Siamese Multiple Attention Temporal Convolution Networks for Human Mobility Signature Identification
Zhipeng Zheng, Yuchen Jiang, Shiyao Zhang, Xuetao Wei
TL;DR
HuMID identifies whether two GPS trajectories come from the same driver and is challenged by long trajectories and the need for local-spatial insights. The authors propose Siamese MA-TCN, a dual-branch network that fuses multi-head self-attention with depthwise separable temporal convolutions and a multi-scale aggregation attention module, augmented by a profile embedding. The model learns a dissimilarity score $D_\theta(X_1,X_2)$ and is trained with binary cross-entropy, achieving strong results on Shenzhen and Chengdu taxi datasets with improved recall and F1 and faster convergence. This approach offers scalable, efficient driver identification using GPS trajectories and has practical implications for ride-hailing safety and fraud prevention.
Abstract
The Human Mobility Signature Identification (HuMID) problem stands as a fundamental task within the realm of driving style representation, dedicated to discerning latent driving behaviors and preferences from diverse driver trajectories for driver identification. Its solutions hold significant implications across various domains (e.g., ride-hailing, insurance), wherein their application serves to safeguard users and mitigate potential fraudulent activities.

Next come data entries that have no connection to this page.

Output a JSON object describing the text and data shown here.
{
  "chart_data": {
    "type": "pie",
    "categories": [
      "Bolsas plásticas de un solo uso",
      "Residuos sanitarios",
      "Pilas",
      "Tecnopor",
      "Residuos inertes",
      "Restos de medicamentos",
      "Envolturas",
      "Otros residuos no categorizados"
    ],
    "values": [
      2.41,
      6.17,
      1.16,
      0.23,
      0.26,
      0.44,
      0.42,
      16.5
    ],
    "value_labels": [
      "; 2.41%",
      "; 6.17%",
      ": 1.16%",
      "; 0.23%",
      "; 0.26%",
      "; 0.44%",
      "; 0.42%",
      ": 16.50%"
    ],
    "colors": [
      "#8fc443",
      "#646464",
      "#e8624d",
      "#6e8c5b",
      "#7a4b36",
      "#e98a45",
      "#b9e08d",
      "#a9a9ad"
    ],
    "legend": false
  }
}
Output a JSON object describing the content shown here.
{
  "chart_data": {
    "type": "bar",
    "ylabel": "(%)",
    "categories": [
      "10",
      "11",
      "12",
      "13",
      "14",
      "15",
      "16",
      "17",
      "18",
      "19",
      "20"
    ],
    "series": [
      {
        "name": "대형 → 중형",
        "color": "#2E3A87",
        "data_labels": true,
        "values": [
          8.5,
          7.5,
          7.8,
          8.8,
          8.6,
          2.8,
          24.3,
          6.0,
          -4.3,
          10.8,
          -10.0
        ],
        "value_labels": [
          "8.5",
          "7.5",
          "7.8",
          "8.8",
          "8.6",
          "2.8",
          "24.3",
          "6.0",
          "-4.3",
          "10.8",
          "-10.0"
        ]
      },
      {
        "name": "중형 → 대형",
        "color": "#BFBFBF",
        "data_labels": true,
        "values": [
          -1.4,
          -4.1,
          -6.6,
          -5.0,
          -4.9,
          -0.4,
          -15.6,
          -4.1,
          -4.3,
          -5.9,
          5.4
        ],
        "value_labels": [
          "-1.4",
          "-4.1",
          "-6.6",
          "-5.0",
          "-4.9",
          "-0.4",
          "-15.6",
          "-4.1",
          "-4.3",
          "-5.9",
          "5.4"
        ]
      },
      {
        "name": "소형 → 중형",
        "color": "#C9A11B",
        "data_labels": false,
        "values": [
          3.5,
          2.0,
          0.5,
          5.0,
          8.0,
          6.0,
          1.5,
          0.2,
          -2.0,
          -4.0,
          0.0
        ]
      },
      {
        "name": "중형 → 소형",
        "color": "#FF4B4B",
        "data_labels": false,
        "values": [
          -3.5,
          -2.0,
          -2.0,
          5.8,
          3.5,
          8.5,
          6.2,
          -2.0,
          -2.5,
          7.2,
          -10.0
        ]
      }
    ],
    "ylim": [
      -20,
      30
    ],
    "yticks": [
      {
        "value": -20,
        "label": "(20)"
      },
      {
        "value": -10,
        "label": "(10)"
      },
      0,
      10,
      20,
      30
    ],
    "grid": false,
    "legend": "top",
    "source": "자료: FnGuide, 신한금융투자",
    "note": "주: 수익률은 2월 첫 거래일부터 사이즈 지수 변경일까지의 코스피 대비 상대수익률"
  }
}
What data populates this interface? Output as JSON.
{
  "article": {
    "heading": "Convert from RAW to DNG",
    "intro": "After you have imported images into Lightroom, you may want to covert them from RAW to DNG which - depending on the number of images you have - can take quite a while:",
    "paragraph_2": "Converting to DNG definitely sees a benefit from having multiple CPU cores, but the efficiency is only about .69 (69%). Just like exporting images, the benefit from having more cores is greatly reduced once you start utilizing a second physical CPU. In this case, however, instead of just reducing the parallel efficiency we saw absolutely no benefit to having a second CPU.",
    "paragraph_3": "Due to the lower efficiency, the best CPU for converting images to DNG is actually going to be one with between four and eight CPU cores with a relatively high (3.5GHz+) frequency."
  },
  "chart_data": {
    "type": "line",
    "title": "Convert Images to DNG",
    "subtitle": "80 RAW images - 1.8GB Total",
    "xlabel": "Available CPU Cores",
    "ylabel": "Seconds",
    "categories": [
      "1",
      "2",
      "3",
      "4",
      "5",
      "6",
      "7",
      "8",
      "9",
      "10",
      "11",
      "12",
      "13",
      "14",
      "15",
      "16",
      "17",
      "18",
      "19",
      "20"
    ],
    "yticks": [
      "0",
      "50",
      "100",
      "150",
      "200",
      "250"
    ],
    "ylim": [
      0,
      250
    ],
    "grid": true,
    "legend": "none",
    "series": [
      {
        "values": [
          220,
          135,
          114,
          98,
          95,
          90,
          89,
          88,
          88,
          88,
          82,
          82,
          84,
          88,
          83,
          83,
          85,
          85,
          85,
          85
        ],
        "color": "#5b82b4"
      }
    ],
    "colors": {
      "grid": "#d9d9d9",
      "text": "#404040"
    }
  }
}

Present HuMID solutions often exhibit limitations in adaptability when confronted with lengthy trajectories, consequently incurring substantial computational overhead. Furthermore, their inability to effectively extract crucial local information further impedes their performance. To address this problem, we propose a Siamese Multiple Attention Temporal Convolutional Network (Siamese MA-TCN) to capitalize on the strengths of both TCN architecture and multi-head self-attention, enabling the proficient extraction of both local and long-term dependencies. Additionally, we devise a novel attention mechanism tailored for the efficient aggregation of multi-scale representations derived from our model. Experimental evaluations conducted on two real-world taxi trajectory datasets reveal that our proposed model effectively extracts both local key information and long-term dependencies. These findings highlight the model's outstanding generalization capabilities, demonstrating its robustness and adaptability across datasets of varying sizes.